Она постаралась забыть о состоянии зала, представить его таким, каким видел зал он: все стулья заняты, дети в кои-то веки помалкивают, — повод, по которому их собрали, таков, что особенно не поболтаешь, — некоторые плачут или сдерживают слезы. Учителя сидят рядами по сторонам от директора школы, зубы их стиснуты, взгляды потуплены или устремлены на директора. Тревис стоит за кафедрой, вцепившись в ее углы, дальние от него, и сжимая кафедру локтями. Глаза директора требуют от зала тишины и внимания, появление запоздавшего не прерывает его разглагольствований. Тревис, разумеется, видел, как он вошел. И кое-кто из учителей тоже, хотя разобрать, что у него в руке, они не могли. Дети, сидевшие в заднем ряду, наверное, повернулись к нему и даже увидели, может быть, пистолет, но, разумеется, решили, что это бутафория, что его поздний приход продуман заранее — как драматическое совпадение с тем, о чем говорил в ту минуту Тревис. В конце концов, пистолет идеально отвечал теме читавшейся директором нотации. Ибо темой ее было насилие.
Она постаралась как можно точнее повторить его путь — прошла вдоль задней стены зала, в углу свернула к сцене. А дойдя до середины боковой стены, остановилась и повернулась к залу — туда, где в тот день сидели ученики. Обращаться с пистолетом он толком не умел. Целиться тоже, а кроме того, намеченная им жертва уже пришла в движение, да и пистолет выстрелил не сразу. Поэтому первую пулю получила Сара Кингсли, девочка одиннадцати лет. Хотя умерла она последней. Люсия погадала, осознал ли он, спустив курок, что попал в нее, — хотя бы заметил это? Кровь текла по ногам Сары. Вдоль следов ее, главным образом, крови Люсия и шла по коридору. И на канате тоже была ее кровь.
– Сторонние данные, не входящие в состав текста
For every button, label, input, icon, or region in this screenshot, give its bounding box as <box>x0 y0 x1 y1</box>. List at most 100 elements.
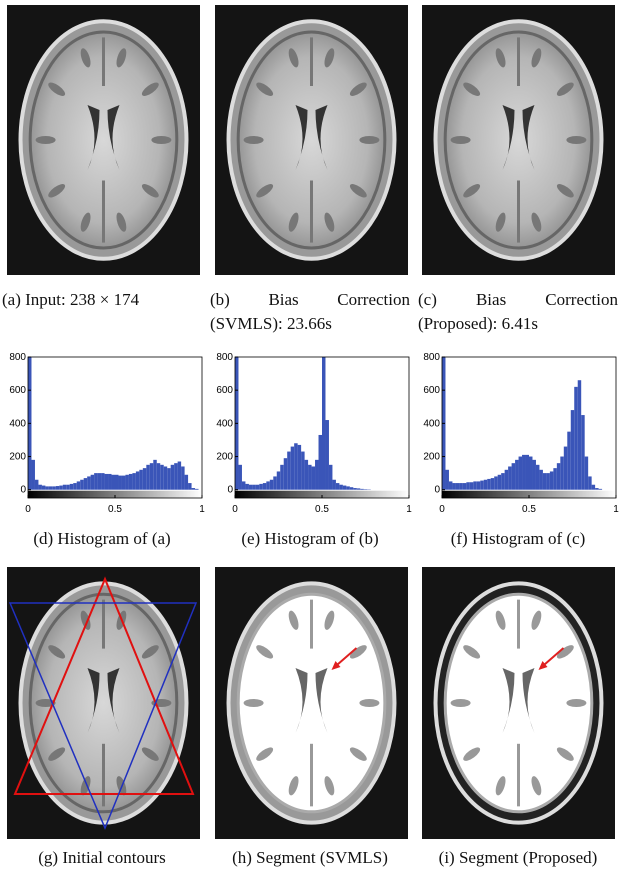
histogram-bar <box>35 480 38 490</box>
histogram-bar <box>80 480 83 490</box>
histogram-bar <box>539 470 542 490</box>
histogram-bar <box>519 457 522 490</box>
histogram-bar <box>63 485 66 490</box>
histogram-bar <box>249 485 252 490</box>
histogram-bar <box>139 470 142 490</box>
histogram-bar <box>132 473 135 490</box>
x-tick-label: 1 <box>613 504 619 515</box>
histogram-bar <box>312 466 315 489</box>
sulcus <box>566 699 586 707</box>
histogram-bar <box>553 468 556 490</box>
y-tick-label: 0 <box>227 485 233 496</box>
y-tick-label: 200 <box>9 452 26 463</box>
histogram-bar <box>129 474 132 490</box>
histogram-bar <box>94 473 97 490</box>
y-tick-label: 0 <box>434 485 440 496</box>
histogram-bar <box>484 480 487 490</box>
caption: (h) Segment (SVMLS) <box>210 846 410 870</box>
sulcus <box>451 699 471 707</box>
y-tick-label: 800 <box>9 352 26 363</box>
histogram-bar <box>557 463 560 490</box>
histogram-bar <box>122 476 125 490</box>
histogram-bar <box>136 471 139 489</box>
histogram-bar <box>357 488 360 489</box>
histogram-bar <box>98 473 101 490</box>
histogram-bar <box>571 410 574 490</box>
histogram-bar <box>477 481 480 489</box>
x-tick-label: 0 <box>232 504 238 515</box>
histogram-bar <box>459 483 462 490</box>
x-tick-label: 0.5 <box>108 504 122 515</box>
histogram-bar <box>360 489 363 490</box>
histogram-bar <box>256 485 259 490</box>
x-tick-label: 1 <box>199 504 205 515</box>
y-tick-label: 600 <box>216 385 233 396</box>
histogram-bar <box>353 488 356 490</box>
histogram-bar <box>242 481 245 489</box>
histogram-bar <box>308 465 311 490</box>
histogram-bar <box>259 484 262 490</box>
histogram-bar <box>42 486 45 490</box>
histogram-bar <box>550 471 553 489</box>
x-tick-label: 0.5 <box>315 504 329 515</box>
histogram-bar <box>343 486 346 490</box>
histogram-bar <box>487 479 490 490</box>
histogram-bar <box>526 455 529 490</box>
histogram-bar <box>350 487 353 489</box>
histogram-bar <box>532 460 535 490</box>
histogram-bar <box>118 476 121 490</box>
histogram-bar <box>466 482 469 489</box>
y-tick-label: 0 <box>20 485 26 496</box>
histogram-bar <box>491 478 494 490</box>
histogram-bar <box>105 474 108 490</box>
histogram-bar <box>515 460 518 490</box>
histogram-bar <box>273 476 276 489</box>
histogram-bar <box>108 474 111 490</box>
histogram-bar <box>31 460 34 490</box>
histogram-bar <box>456 483 459 490</box>
sulcus <box>244 136 264 144</box>
histogram-bar <box>592 485 595 490</box>
x-tick-label: 0 <box>25 504 31 515</box>
histogram-bar <box>77 481 80 489</box>
histogram-bar <box>146 465 149 490</box>
histogram-bar <box>266 481 269 489</box>
histogram-bar <box>115 475 118 490</box>
histogram-bar <box>171 465 174 490</box>
histogram-bar <box>59 486 62 490</box>
histogram-bar <box>574 387 577 490</box>
y-tick-label: 400 <box>9 418 26 429</box>
histogram-bar <box>599 489 602 490</box>
histogram-bar <box>522 455 525 490</box>
sulcus <box>151 136 171 144</box>
histogram-bar <box>322 357 325 490</box>
histogram-bar <box>315 460 318 490</box>
histogram-bar <box>329 465 332 490</box>
histogram-bar <box>564 447 567 490</box>
histogram-bar <box>181 466 184 489</box>
histogram-bar <box>277 471 280 489</box>
histogram-bar <box>494 476 497 489</box>
caption: (e) Histogram of (b) <box>210 527 410 551</box>
histogram-bar <box>263 483 266 490</box>
histogram-bar <box>543 473 546 490</box>
histogram-bar <box>336 483 339 490</box>
histogram-bar <box>470 482 473 489</box>
histogram-bar <box>195 489 198 490</box>
histogram-bar <box>73 483 76 490</box>
histogram-bar <box>287 452 290 490</box>
histogram-bar <box>508 466 511 489</box>
histogram-bar <box>501 473 504 490</box>
histogram-bar <box>546 473 549 490</box>
histogram-bar <box>284 458 287 490</box>
histogram-bar <box>150 463 153 490</box>
histogram-bar <box>578 380 581 489</box>
histogram-bar <box>178 462 181 490</box>
histogram-bar <box>125 475 128 490</box>
histogram-bar <box>192 488 195 490</box>
y-tick-label: 200 <box>423 452 440 463</box>
y-tick-label: 800 <box>423 352 440 363</box>
histogram-bar <box>339 485 342 490</box>
histogram-bar <box>112 475 115 490</box>
sulcus <box>359 136 379 144</box>
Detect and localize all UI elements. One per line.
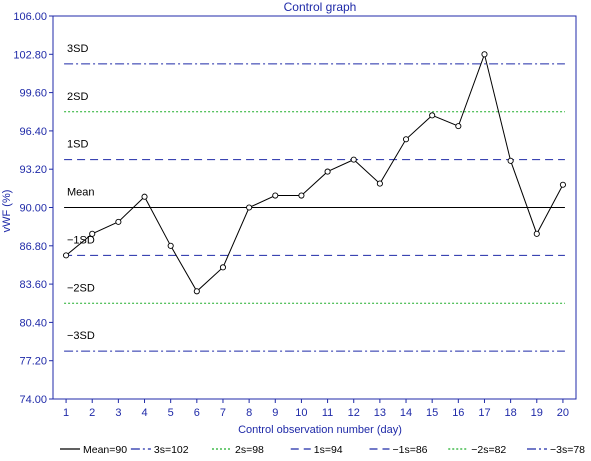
data-point [507, 157, 514, 164]
reference-line-label: −3SD [67, 330, 95, 342]
x-tick-label: 2 [89, 407, 95, 419]
data-point [141, 193, 148, 200]
data-point [272, 192, 279, 199]
x-tick-label: 13 [374, 407, 386, 419]
legend-label: 2s=98 [235, 444, 264, 456]
legend-label: −1s=86 [392, 444, 427, 456]
data-point [89, 230, 96, 237]
x-tick-label: 3 [115, 407, 121, 419]
data-point [350, 156, 357, 163]
reference-line-label: 2SD [67, 91, 88, 103]
x-tick-label: 10 [295, 407, 307, 419]
data-point [455, 123, 462, 130]
data-point [298, 192, 305, 199]
x-tick-label: 6 [194, 407, 200, 419]
legend-label: −3s=78 [550, 444, 585, 456]
legend-label: 1s=94 [314, 444, 343, 456]
x-tick-label: 15 [426, 407, 438, 419]
y-tick-label: 102.80 [13, 49, 47, 61]
x-tick-label: 11 [322, 407, 333, 419]
reference-line-label: 1SD [67, 139, 88, 151]
reference-line-label: 3SD [67, 43, 88, 55]
x-tick-label: 17 [478, 407, 490, 419]
data-point [246, 204, 253, 211]
data-point [559, 181, 566, 188]
x-tick-label: 20 [557, 407, 569, 419]
x-tick-label: 9 [272, 407, 278, 419]
data-point [376, 180, 383, 187]
legend-label: 3s=102 [154, 444, 189, 456]
y-tick-label: 96.40 [19, 126, 47, 138]
x-tick-label: 12 [348, 407, 360, 419]
data-point [481, 51, 488, 58]
chart-title: Control graph [284, 0, 357, 14]
y-tick-label: 74.00 [19, 394, 47, 406]
data-point [324, 168, 331, 175]
legend-label: −2s=82 [471, 444, 506, 456]
y-tick-label: 80.40 [19, 317, 47, 329]
data-point [429, 112, 436, 119]
x-tick-label: 18 [505, 407, 517, 419]
data-point [219, 264, 227, 271]
data-point [167, 242, 174, 249]
series-line [65, 52, 564, 293]
y-tick-label: 93.20 [19, 164, 47, 176]
y-tick-label: 83.60 [19, 279, 47, 291]
x-tick-label: 14 [400, 407, 412, 419]
data-point [533, 230, 540, 237]
legend-label: Mean=90 [83, 444, 127, 456]
data-point [115, 218, 122, 225]
reference-line-label: −2SD [67, 282, 95, 294]
data-point [402, 136, 410, 143]
y-tick-label: 86.80 [19, 241, 47, 253]
y-tick-label: 90.00 [19, 203, 47, 215]
x-tick-label: 7 [220, 407, 226, 419]
data-point [63, 252, 70, 259]
y-tick-label: 99.60 [19, 88, 47, 100]
x-axis-label: Control observation number (day) [238, 424, 402, 436]
x-tick-label: 5 [168, 407, 174, 419]
x-tick-label: 8 [246, 407, 252, 419]
x-tick-label: 16 [452, 407, 464, 419]
x-tick-label: 19 [531, 407, 543, 419]
y-tick-label: 106.00 [13, 11, 47, 23]
data-point [193, 288, 200, 295]
reference-line-label: Mean [67, 187, 95, 199]
y-tick-label: 77.20 [19, 356, 47, 368]
x-tick-label: 4 [141, 407, 147, 419]
y-axis-label: vWF (%) [1, 190, 13, 233]
x-tick-label: 1 [63, 407, 69, 419]
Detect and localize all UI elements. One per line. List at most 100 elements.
Первый выстрел произвел, надо думать, впечатление кирпича, пробившего окно. Тишина зала раскололась отрывистыми паническими криками. Дети завизжали, бросились врассыпную. Он, должно быть, старался сохранить спокойствие, непоколебимо стоять под толчками налетавших на него детей, снова отыскать свою цель. Он выстрелил еще раз и еще раз не попал. Вместо намеченной жертвы умер двенадцатилетний Феликс Эйб. Два попадания из двух. Вооружен он был музейным экспонатом, вовсе не полуавтоматическим пистолетом. И пребывало оружие в самом плачевном состоянии. То, что он шестью выстрелами убил пятерых, было просто небольшим чудом. Удачей, хуже которой и не придумаешь.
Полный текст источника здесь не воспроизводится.